Le coût réel de l’inaction

Il n’existe aucun délai de prescription pour les dettes envers le gouvernement. L’ARC peut — et le fait — poursuivre ces montants indéfiniment. Les outils dont elle dispose comprennent :

  • La compensation des remboursements et crédits : votre remboursement d’impôt, votre crédit pour la TPS/TVH et d’autres paiements gouvernementaux peuvent être saisis automatiquement — même si vous avez une entente de paiement en place.

  • La saisie de salaire : l’ARC peut ordonner à votre employeur de retenir jusqu’à 30 % de votre paie avant qu’elle ne vous soit versée.

  • Le gel de comptes bancaires : les fonds dans votre compte bancaire peuvent être gelés sans préavis.

  • Les demandes péremptoires à des tiers : l’ARC peut exiger que toute personne qui vous doit de l’argent redirige ces paiements vers l’Agence.

Il n’y a pas de pénalités ni d’intérêts sur les trop-payés de prestations liées à la COVID-19 — mais c’est une bien maigre consolation lorsque votre salaire est saisi ou que votre remboursement d’impôt disparaît.

La seule chose que l’ARC ne peut pas faire, c’est effacer vos droits juridiques. Même en présence de mesures de recouvrement, le droit de contester une décision déraisonnable devant les tribunaux demeure disponible — mais seulement si les délais sont respectés.

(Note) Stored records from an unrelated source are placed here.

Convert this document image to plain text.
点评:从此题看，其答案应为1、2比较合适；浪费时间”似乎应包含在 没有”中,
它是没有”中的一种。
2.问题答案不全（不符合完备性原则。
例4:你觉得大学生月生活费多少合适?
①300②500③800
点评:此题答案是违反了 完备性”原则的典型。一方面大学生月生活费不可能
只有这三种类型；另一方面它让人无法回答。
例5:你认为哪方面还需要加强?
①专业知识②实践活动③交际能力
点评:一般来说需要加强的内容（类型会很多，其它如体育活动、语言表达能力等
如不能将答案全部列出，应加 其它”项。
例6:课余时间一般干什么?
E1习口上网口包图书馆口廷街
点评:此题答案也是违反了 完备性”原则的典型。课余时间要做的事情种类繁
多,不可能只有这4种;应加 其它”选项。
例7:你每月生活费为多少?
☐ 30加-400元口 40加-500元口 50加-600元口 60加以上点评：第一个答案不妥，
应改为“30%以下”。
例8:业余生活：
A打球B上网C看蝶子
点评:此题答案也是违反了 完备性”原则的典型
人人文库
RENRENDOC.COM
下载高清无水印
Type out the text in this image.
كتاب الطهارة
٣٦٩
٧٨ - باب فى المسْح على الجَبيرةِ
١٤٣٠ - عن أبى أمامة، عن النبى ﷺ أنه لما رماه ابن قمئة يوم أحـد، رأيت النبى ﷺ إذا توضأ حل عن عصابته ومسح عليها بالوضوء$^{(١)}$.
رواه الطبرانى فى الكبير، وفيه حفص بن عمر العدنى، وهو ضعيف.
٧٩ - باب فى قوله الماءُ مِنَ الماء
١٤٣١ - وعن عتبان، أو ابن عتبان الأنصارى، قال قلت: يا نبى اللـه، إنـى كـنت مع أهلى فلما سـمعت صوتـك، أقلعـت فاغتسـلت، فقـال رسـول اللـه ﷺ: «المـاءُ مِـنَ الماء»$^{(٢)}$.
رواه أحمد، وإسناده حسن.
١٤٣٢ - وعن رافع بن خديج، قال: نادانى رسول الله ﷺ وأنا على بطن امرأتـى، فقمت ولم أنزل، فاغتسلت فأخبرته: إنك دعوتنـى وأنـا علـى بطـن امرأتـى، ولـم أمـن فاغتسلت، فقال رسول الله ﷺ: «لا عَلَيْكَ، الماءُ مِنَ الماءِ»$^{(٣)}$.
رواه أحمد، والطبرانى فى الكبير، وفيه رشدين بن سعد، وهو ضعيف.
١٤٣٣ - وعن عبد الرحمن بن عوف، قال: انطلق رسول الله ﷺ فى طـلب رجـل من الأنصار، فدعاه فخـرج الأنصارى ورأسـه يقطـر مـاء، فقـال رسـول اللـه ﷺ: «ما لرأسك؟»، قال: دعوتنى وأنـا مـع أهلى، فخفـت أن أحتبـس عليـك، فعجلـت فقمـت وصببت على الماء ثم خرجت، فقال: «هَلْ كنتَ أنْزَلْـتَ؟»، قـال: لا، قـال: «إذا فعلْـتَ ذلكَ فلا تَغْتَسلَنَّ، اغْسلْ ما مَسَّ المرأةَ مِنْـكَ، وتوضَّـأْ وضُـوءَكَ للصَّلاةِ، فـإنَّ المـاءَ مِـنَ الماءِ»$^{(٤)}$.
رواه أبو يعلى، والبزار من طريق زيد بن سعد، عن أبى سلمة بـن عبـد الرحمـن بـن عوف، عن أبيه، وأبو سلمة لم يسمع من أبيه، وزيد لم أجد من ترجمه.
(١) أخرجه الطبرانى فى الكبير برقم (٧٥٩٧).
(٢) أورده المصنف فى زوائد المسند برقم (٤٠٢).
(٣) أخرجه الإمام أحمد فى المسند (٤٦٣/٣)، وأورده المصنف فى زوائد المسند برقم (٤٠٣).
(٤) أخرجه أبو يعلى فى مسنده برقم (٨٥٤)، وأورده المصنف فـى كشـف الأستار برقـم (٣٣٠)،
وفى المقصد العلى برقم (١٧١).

Pourquoi un avocat fiscaliste, et pas seulement un comptable

Les différends liés aux prestations de pandémie ne sont pas des problèmes comptables — ce sont des problèmes juridiques. Ils soulèvent des questions d’interprétation des lois, de droit administratif, d’équité procédurale et de norme de raisonnabilité selon Vavilov. Ils exigent une connaissance de la pratique devant la Cour fédérale, la capacité de rédiger des affidavits et des mémoires des faits et du droit, ainsi qu’une expérience dans les négociations avec les avocats du ministère de la Justice.

Seul un avocat peut vous représenter devant la Cour fédérale. Seules les communications avec un avocat sont protégées par le secret professionnel. Et seul un avocat ayant de l’expérience dans ce domaine précis peut déterminer si la décision de l’ARC dans votre dossier est réellement défendable — ou si elle s’effondre à l’examen.

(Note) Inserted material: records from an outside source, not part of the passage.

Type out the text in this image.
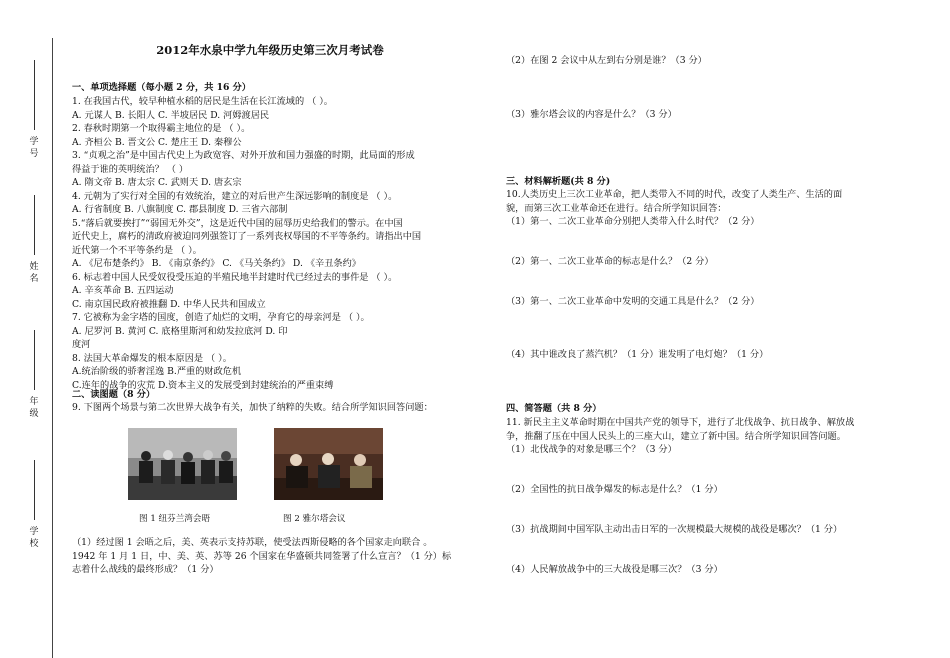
学 号
姓 名
年 级
学 校
2012年水泉中学九年级历史第三次月考试卷
一、单项选择题（每小题 2 分，共 16 分）
1. 在我国古代，较早种植水稻的居民是生活在长江流域的 （ ）。
A. 元谋人 B. 长阳人 C. 半坡居民 D. 河姆渡居民
2. 春秋时期第一个取得霸主地位的是 （ ）。
A. 齐桓公 B. 晋文公 C. 楚庄王 D. 秦穆公
3. “贞观之治”是中国古代史上为政宽容、对外开放和国力强盛的时期，此局面的形成
得益于谁的英明统治？ （ ）
A. 隋文帝 B. 唐太宗 C. 武则天 D. 唐玄宗
4. 元朝为了实行对全国的有效统治，建立的对后世产生深远影响的制度是 （ ）。
A. 行省制度 B. 八旗制度 C. 郡县制度 D. 三省六部制
5.“落后就要挨打”“弱国无外交”，这是近代中国的屈辱历史给我们的警示。在中国
近代史上，腐朽的清政府被迫同列强签订了一系列丧权辱国的不平等条约。请指出中国
近代第一个不平等条约是 （ ）。
A. 《尼布楚条约》 B. 《南京条约》 C. 《马关条约》 D. 《辛丑条约》
6. 标志着中国人民受奴役受压迫的半殖民地半封建时代已经过去的事件是 （ ）。
A. 辛亥革命 B. 五四运动
C. 南京国民政府被推翻 D. 中华人民共和国成立
7. 它被称为金字塔的国度，创造了灿烂的文明，孕育它的母亲河是 （ ）。
A. 尼罗河 B. 黄河 C. 底格里斯河和幼发拉底河 D. 印
度河
8. 法国大革命爆发的根本原因是 （ ）。
A.统治阶级的骄奢淫逸 B.严重的财政危机
C.连年的战争的灾荒 D.资本主义的发展受到封建统治的严重束缚
二、读图题（8 分）
9. 下图两个场景与第二次世界大战争有关，加快了纳粹的失败。结合所学知识回答问题：
图 1 纽芬兰湾会晤	图 2 雅尔塔会议
（1）经过图 1 会晤之后，美、英表示支持苏联，使受法西斯侵略的各个国家走向联合 。
1942 年 1 月 1 日，中、美、英、苏等 26 个国家在华盛顿共同签署了什么宣言？（1 分）标
志着什么战线的最终形成？（1 分）
（2）在图 2 会议中从左到右分别是谁？（3 分）
（3）雅尔塔会议的内容是什么？（3 分）
三、材料解析题(共 8 分)
10.人类历史上三次工业革命，把人类带入不同的时代，改变了人类生产、生活的面
貌，而第三次工业革命还在进行。结合所学知识回答：
（1）第一、二次工业革命分别把人类带入什么时代？（2 分）
（2）第一、二次工业革命的标志是什么？（2 分）
（3）第一、二次工业革命中发明的交通工具是什么？（2 分）
（4）其中谁改良了蒸汽机？（1 分）谁发明了电灯炮？（1 分）
四、简答题（共 8 分）
11. 新民主主义革命时期在中国共产党的领导下，进行了北伐战争、抗日战争、解放战
争，推翻了压在中国人民头上的三座大山，建立了新中国。结合所学知识回答问题。
（1）北伐战争的对象是哪三个？（3 分）
（2）全国性的抗日战争爆发的标志是什么？（1 分）
（3）抗战期间中国军队主动出击日军的一次规模最大规模的战役是哪次？（1 分）
（4）人民解放战争中的三大战役是哪三次？（3 分）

Ce que vous devriez faire maintenant

Si vous avez reçu une lettre ou un questionnaire de l’ARC au sujet de vos prestations liées à la COVID-19 : ne l’ignorez pas. Répondez — mais répondez de manière stratégique. Une présentation complète et bien organisée dès la première étape d’examen peut régler le dossier avant qu’il ne s’aggrave.

Si vous avez reçu un avis de nouvelle détermination : vous avez le droit de demander un deuxième examen. C’est l’occasion de présenter un dossier de preuve complet — déclarations de revenus, relevés bancaires, factures, documents de tiers et analyse période par période — appuyé par la jurisprudence pertinente.

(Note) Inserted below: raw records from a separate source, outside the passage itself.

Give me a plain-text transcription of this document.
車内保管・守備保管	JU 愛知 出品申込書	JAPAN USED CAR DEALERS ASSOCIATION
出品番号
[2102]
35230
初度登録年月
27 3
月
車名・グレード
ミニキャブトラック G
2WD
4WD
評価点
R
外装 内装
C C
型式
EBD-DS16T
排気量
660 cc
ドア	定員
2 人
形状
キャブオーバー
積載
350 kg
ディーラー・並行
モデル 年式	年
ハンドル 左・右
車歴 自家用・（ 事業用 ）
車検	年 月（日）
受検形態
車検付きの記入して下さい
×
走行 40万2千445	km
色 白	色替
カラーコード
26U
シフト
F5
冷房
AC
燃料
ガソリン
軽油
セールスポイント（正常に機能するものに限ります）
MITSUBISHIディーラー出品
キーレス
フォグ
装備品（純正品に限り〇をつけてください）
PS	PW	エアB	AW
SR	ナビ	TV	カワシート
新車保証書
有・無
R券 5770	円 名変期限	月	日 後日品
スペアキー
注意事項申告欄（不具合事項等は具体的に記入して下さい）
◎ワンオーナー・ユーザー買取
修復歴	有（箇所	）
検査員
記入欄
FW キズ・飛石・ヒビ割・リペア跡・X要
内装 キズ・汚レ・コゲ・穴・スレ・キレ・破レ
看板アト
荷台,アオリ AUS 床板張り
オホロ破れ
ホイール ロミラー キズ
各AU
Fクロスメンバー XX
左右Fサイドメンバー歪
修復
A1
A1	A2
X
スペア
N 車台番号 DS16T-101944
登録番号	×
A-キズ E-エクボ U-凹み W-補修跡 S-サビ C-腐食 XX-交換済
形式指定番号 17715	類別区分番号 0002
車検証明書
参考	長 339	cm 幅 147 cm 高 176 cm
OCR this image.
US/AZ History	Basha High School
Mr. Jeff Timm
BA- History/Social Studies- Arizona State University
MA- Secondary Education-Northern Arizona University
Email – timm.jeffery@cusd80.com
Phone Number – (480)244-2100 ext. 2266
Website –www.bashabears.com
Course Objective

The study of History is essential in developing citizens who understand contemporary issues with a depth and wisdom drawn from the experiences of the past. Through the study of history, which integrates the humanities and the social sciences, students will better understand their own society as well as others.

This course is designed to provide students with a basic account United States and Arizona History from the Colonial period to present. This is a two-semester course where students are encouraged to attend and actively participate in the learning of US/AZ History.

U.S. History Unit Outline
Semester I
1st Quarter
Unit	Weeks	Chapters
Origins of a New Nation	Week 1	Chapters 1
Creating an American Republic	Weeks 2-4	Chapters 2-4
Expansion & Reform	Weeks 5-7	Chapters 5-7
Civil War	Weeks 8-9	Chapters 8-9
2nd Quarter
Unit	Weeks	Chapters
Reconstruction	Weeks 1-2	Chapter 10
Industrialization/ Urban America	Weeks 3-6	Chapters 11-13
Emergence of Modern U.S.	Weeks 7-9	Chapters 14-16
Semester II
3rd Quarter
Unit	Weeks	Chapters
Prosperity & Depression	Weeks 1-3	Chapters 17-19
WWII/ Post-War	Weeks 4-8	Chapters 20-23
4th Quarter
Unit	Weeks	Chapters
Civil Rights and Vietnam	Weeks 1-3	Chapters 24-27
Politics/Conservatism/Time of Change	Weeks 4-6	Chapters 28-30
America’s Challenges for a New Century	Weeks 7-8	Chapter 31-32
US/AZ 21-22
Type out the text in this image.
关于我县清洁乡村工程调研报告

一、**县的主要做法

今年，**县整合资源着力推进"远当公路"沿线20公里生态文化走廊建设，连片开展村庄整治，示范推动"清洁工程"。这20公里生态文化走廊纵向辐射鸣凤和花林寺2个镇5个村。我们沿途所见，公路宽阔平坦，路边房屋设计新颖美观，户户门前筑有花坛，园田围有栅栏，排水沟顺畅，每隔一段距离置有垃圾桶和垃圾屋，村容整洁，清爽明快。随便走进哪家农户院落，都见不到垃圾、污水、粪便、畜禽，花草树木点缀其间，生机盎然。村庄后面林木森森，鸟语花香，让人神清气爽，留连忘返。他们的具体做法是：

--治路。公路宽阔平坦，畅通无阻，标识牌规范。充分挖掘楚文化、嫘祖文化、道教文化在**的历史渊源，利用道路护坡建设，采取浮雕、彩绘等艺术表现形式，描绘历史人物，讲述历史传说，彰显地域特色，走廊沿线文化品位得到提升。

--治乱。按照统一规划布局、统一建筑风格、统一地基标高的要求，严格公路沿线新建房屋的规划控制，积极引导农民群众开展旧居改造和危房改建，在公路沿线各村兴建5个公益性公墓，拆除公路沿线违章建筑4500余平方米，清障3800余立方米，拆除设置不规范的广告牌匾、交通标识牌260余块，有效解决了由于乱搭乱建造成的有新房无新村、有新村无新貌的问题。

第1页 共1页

Si votre deuxième examen a été refusé : vous disposez de 30 jours pour déposer une demande de contrôle judiciaire devant la Cour fédérale. Ce délai est strict et ne peut être prolongé sans requête. N’attendez pas.

Si vous faites déjà face à des mesures de recouvrement : même à ce stade, des options existent. Des ententes de paiement peuvent être négociées. Et si la décision sous-jacente était viciée, elle peut encore être contestée.